Even before Tesla wowed investors Wednesday with its first significant quarterly profit—$312 million—Wall Street could sense a change in the tides.

First, Tesla had suddenly announced Monday that it would report third-quarter earnings this week, instead of in early November as it usually does. The rush seemed out of character for a company that as recently as August was the most shorted stock in America, and whose CEO, Elon Musk, expressed his distaste for earnings calls by berating analysts and then trying to take Tesla private.

The hurry, analysts figured, could only mean one thing: Tesla’s earnings would be good, really good, and Musk didn’t want to wait to release them. “Does anybody think that Tesla decided to move up its earnings release date because of bad news?” wrote Andrew Left of Citron Research, a notorious short-seller, in a report published Tuesday.

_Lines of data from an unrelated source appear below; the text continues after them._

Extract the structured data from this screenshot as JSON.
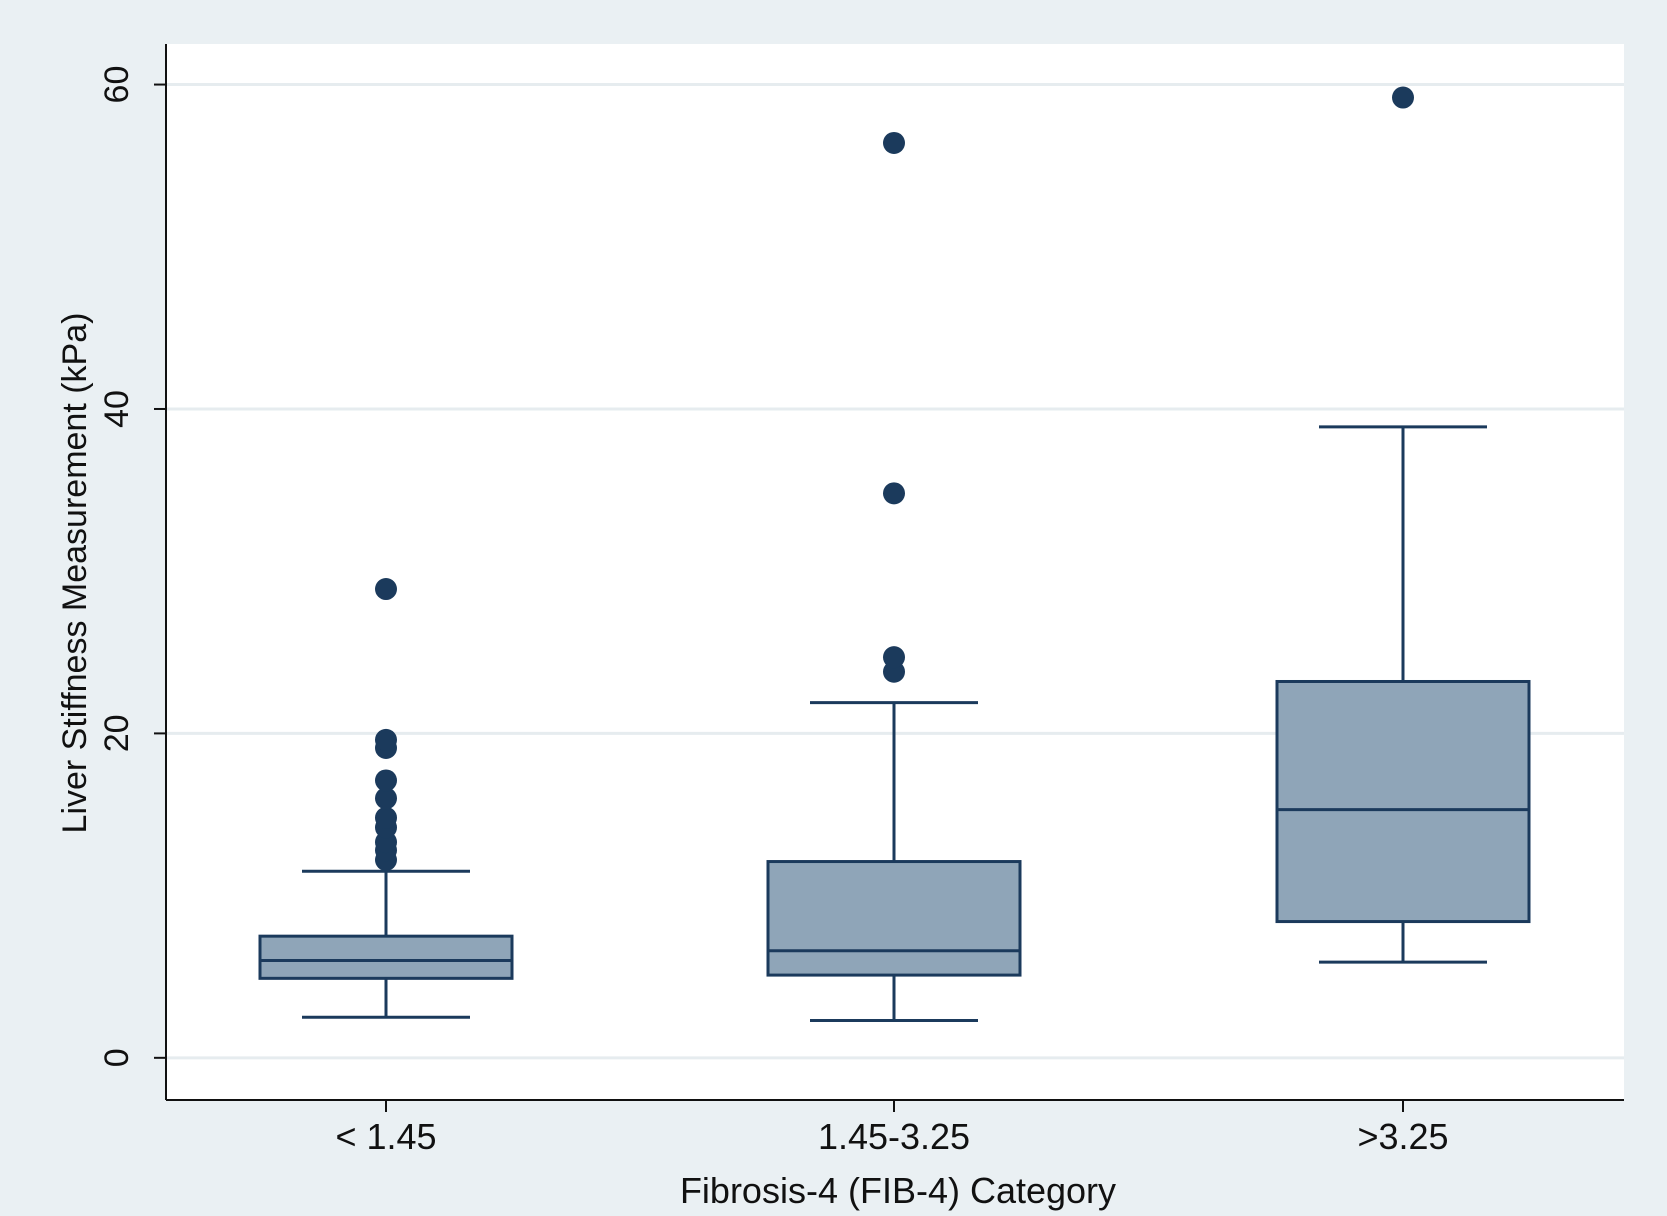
{
  "chart_data": {
    "type": "box",
    "title": "",
    "xlabel": "Fibrosis-4 (FIB-4) Category",
    "ylabel": "Liver Stiffness Measurement (kPa)",
    "ylim": [
      -2.6,
      62.5
    ],
    "yticks": [
      0,
      20,
      40,
      60
    ],
    "grid": true,
    "categories": [
      "< 1.45",
      "1.45-3.25",
      ">3.25"
    ],
    "boxes": [
      {
        "category": "< 1.45",
        "whisker_low": 2.5,
        "q1": 4.9,
        "median": 6.0,
        "q3": 7.5,
        "whisker_high": 11.5,
        "outliers": [
          12.2,
          12.8,
          13.3,
          14.2,
          14.8,
          16.0,
          17.1,
          19.1,
          19.6,
          28.9
        ]
      },
      {
        "category": "1.45-3.25",
        "whisker_low": 2.3,
        "q1": 5.1,
        "median": 6.6,
        "q3": 12.1,
        "whisker_high": 21.9,
        "outliers": [
          23.8,
          24.7,
          34.8,
          56.4
        ]
      },
      {
        "category": ">3.25",
        "whisker_low": 5.9,
        "q1": 8.4,
        "median": 15.3,
        "q3": 23.2,
        "whisker_high": 38.9,
        "outliers": [
          59.2
        ]
      }
    ],
    "colors": {
      "box_fill": "#8fa5b8",
      "stroke": "#1b3a5c",
      "point": "#1b3a5c",
      "grid": "#e6ecef",
      "plot_bg": "#ffffff",
      "page_bg": "#eaf0f3"
    }
  }
}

It was a remarkable reversal for Left, who had been loudly shorting—or betting against—Tesla stock for more than two-and-half-years, until this week, when he declared in the report that he was now long Tesla stock. “Plain and simple, Tesla is destroying the competition,” Left wrote. “Like a magic trick, while everyone is focused on Elon smoking weed, he is quietly smoking the whole automotive industry.”

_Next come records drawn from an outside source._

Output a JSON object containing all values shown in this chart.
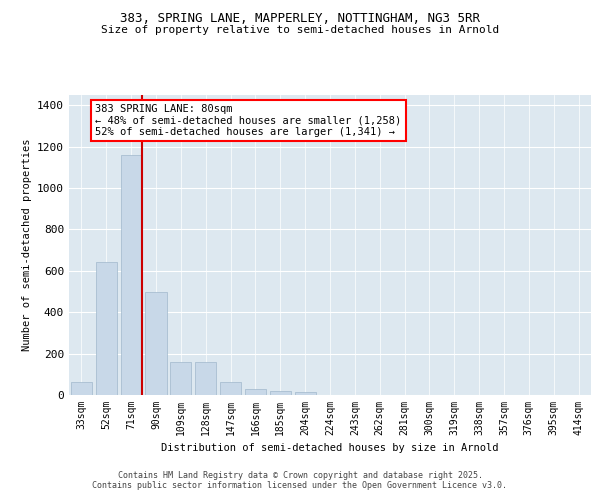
{
  "title1": "383, SPRING LANE, MAPPERLEY, NOTTINGHAM, NG3 5RR",
  "title2": "Size of property relative to semi-detached houses in Arnold",
  "xlabel": "Distribution of semi-detached houses by size in Arnold",
  "ylabel": "Number of semi-detached properties",
  "categories": [
    "33sqm",
    "52sqm",
    "71sqm",
    "90sqm",
    "109sqm",
    "128sqm",
    "147sqm",
    "166sqm",
    "185sqm",
    "204sqm",
    "224sqm",
    "243sqm",
    "262sqm",
    "281sqm",
    "300sqm",
    "319sqm",
    "338sqm",
    "357sqm",
    "376sqm",
    "395sqm",
    "414sqm"
  ],
  "values": [
    65,
    645,
    1160,
    500,
    160,
    160,
    65,
    30,
    20,
    15,
    0,
    0,
    0,
    0,
    0,
    0,
    0,
    0,
    0,
    0,
    0
  ],
  "bar_color": "#c8d8e8",
  "bar_edge_color": "#a0b8cc",
  "vline_index": 2.425,
  "vline_color": "#cc0000",
  "annotation_title": "383 SPRING LANE: 80sqm",
  "annotation_line1": "← 48% of semi-detached houses are smaller (1,258)",
  "annotation_line2": "52% of semi-detached houses are larger (1,341) →",
  "ylim": [
    0,
    1450
  ],
  "yticks": [
    0,
    200,
    400,
    600,
    800,
    1000,
    1200,
    1400
  ],
  "bg_color": "#dde8f0",
  "footer1": "Contains HM Land Registry data © Crown copyright and database right 2025.",
  "footer2": "Contains public sector information licensed under the Open Government Licence v3.0."
}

In a letter to investors Wednesday, Musk—who has publicly raged against short-sellers—offered concrete metrics of Tesla’s success.

The Model 3, which short-sellers warned would bankrupt Tesla, is now helping to drive its profitability, following through on Musk’s promise to turn a profit starting this quarter and every quarter after that.

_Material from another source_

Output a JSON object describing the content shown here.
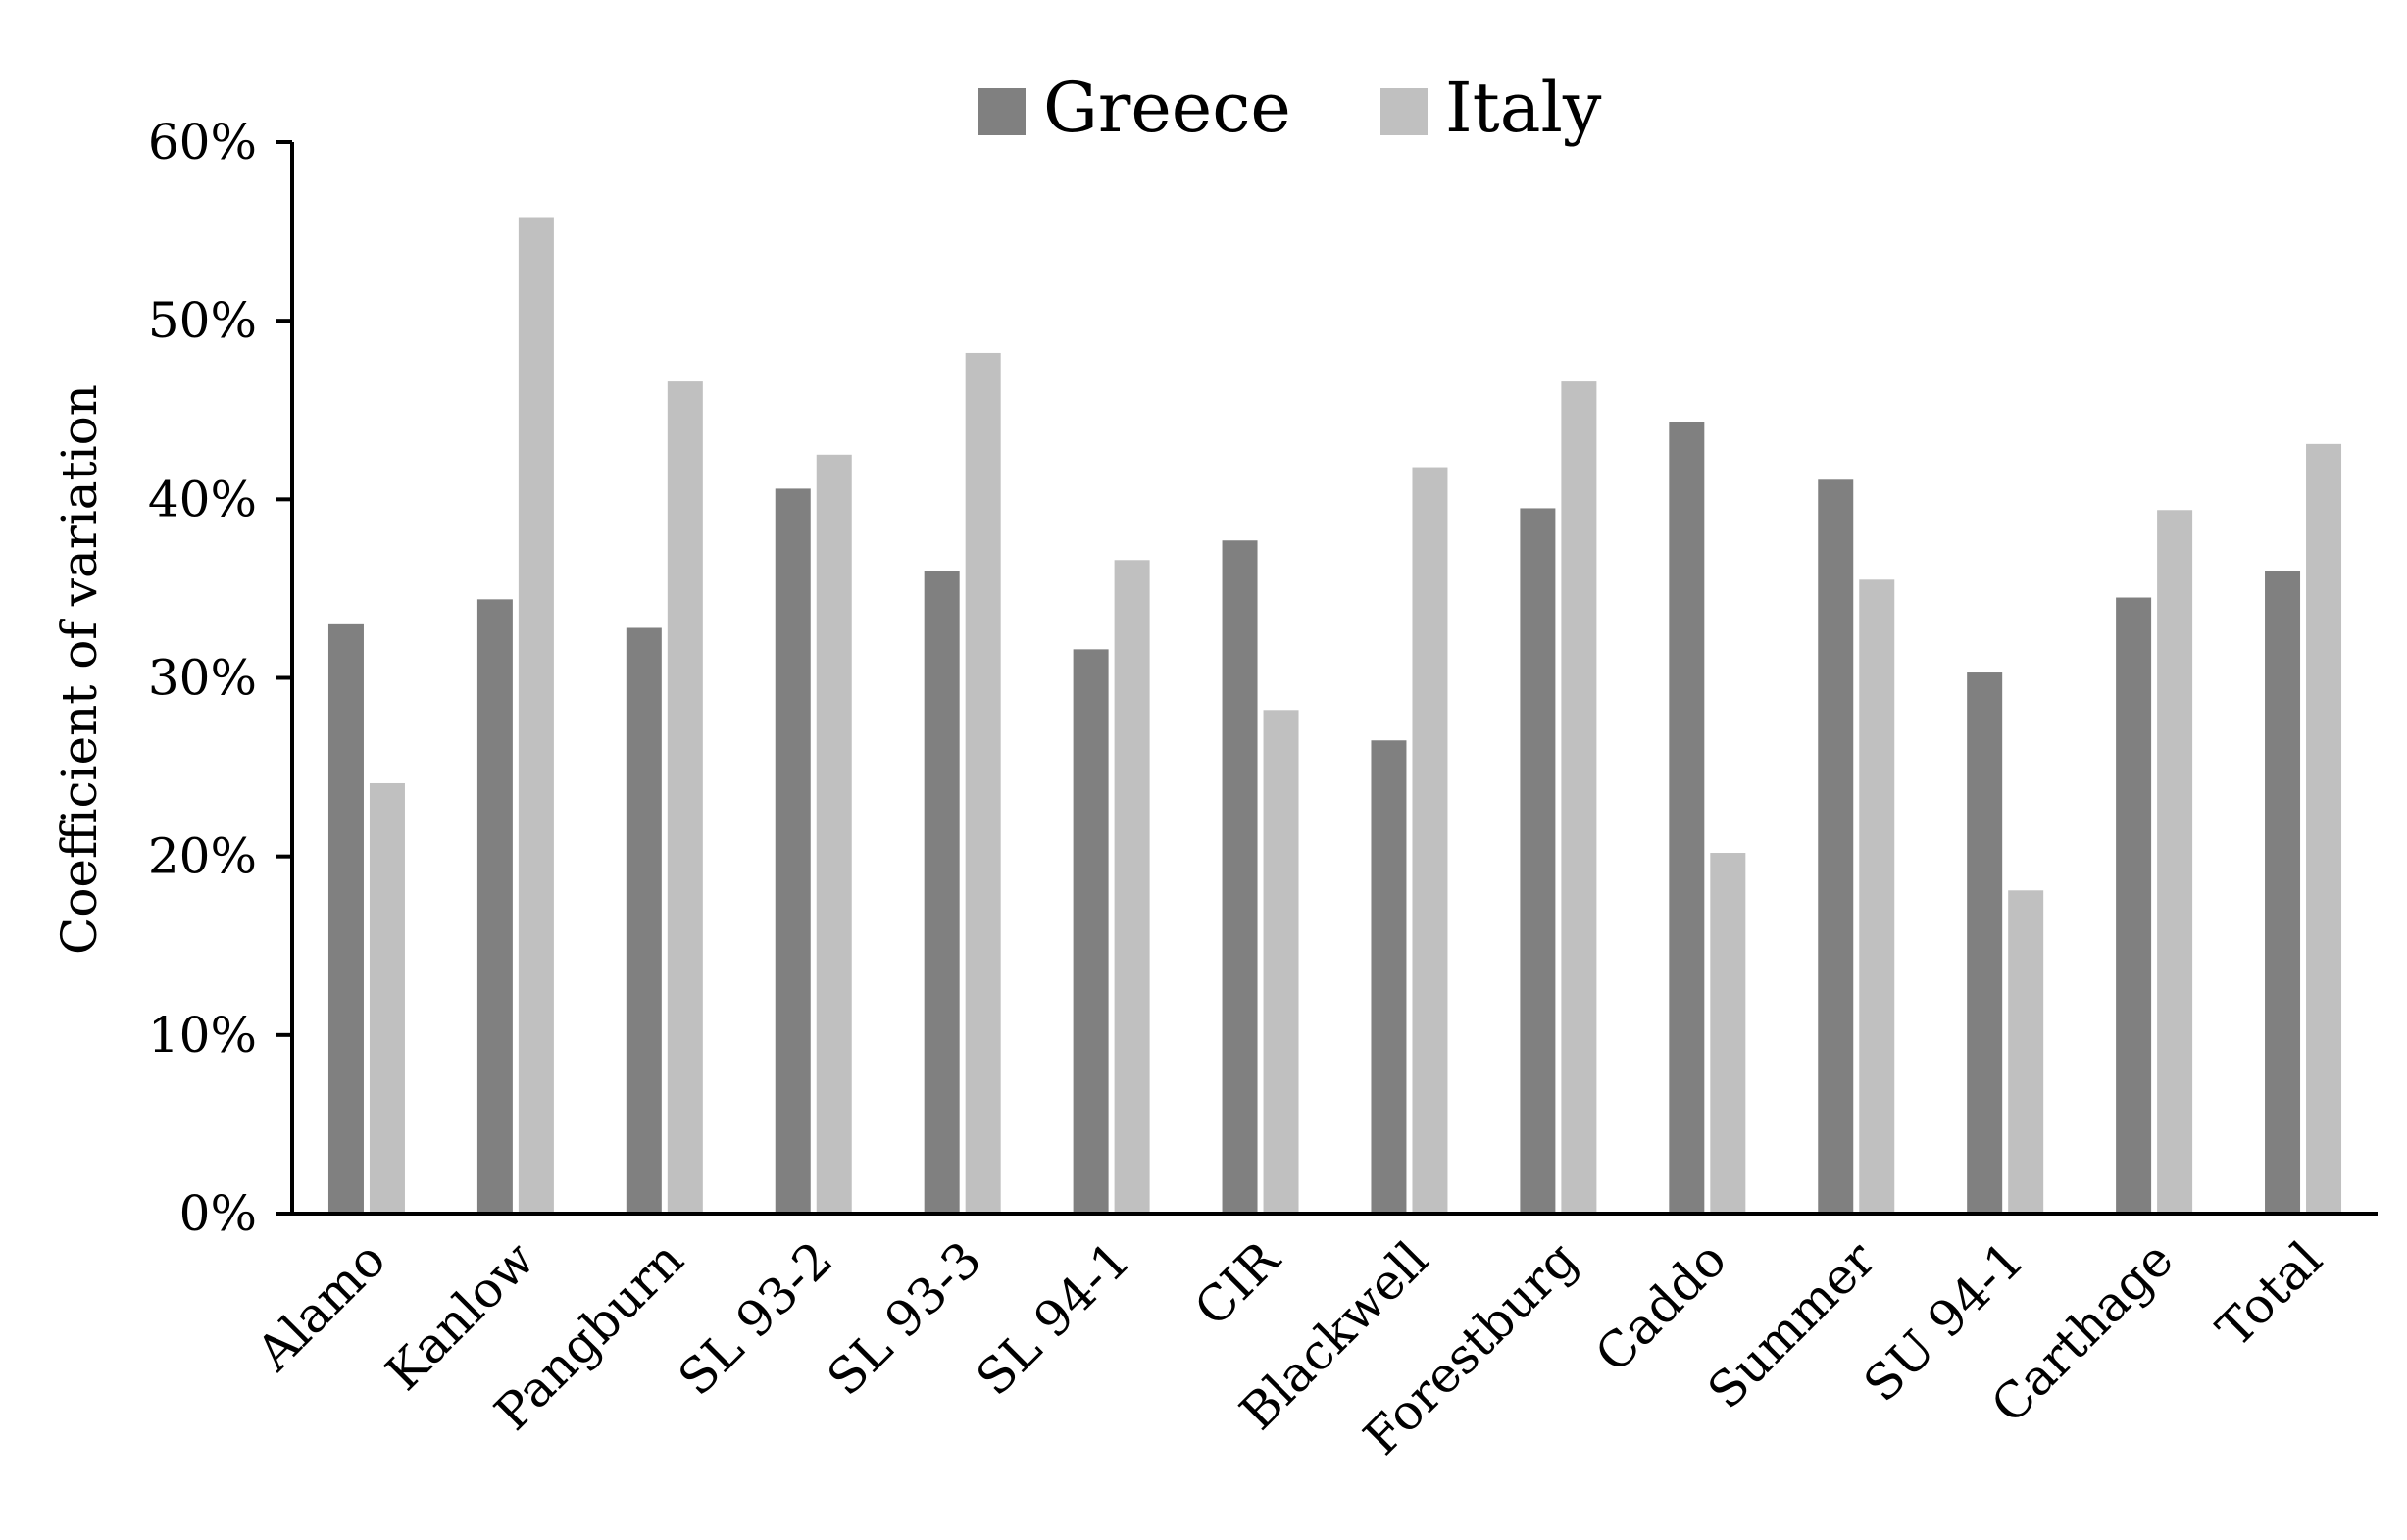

Now, not only is Tesla’s Model 3 the best-selling electric car on the market, it’s the single best-selling car in America, period, by dollar sales. With Tesla producing 4,300 of the car each week, on average, the Model 3’s gross profit margin has climbed above 20%, and Tesla’s overall automotive gross margin is nearly 26%—not far from the holy grail of 30% that Left and other investors dream of.

Tesla’s stock rose 12% in after-hours trading following its earnings report.

Before the third quarter quarter, Tesla had only turned a profit twice since it went public—once in 2016, when it netted $30 million, and once in 2013, when it generated just more than $11 million in net income.

Its $312 million profit in the third quarter is a big swing from the prior quarter, when it lost almost $718 million. From here, investors expect Tesla’s profit to grow exponentially: $112 million in 2019, which stands to be its first profitable year, a gain that is expected to balloon 1055% in 2020, to roughly $1.3 billion.

Profitability also puts Tesla’s price-to-earnings ratio—a popular stock valuation metric—in the realm of Earth. While Tesla’s PE was impossible to calculate as long as it was losing money—you can’t divide by a negative number—it’s now trading at about 94 times its expected earnings in 2019. While that’s still extremely high (and several times the average PE ratio for the S&P 500), it’s not so far above the valuations of other high-growth tech stocks. Take Netflix, for example, which trades at 115 times estimated 2018 earnings, and 73 times 2019 earnings. Amazon’s PE, meanwhile, is 96 for this year’s expected earnings and 67 for 2019.

Now all Musk has to do is prove that Tesla deserves investors’ newfound bullishness.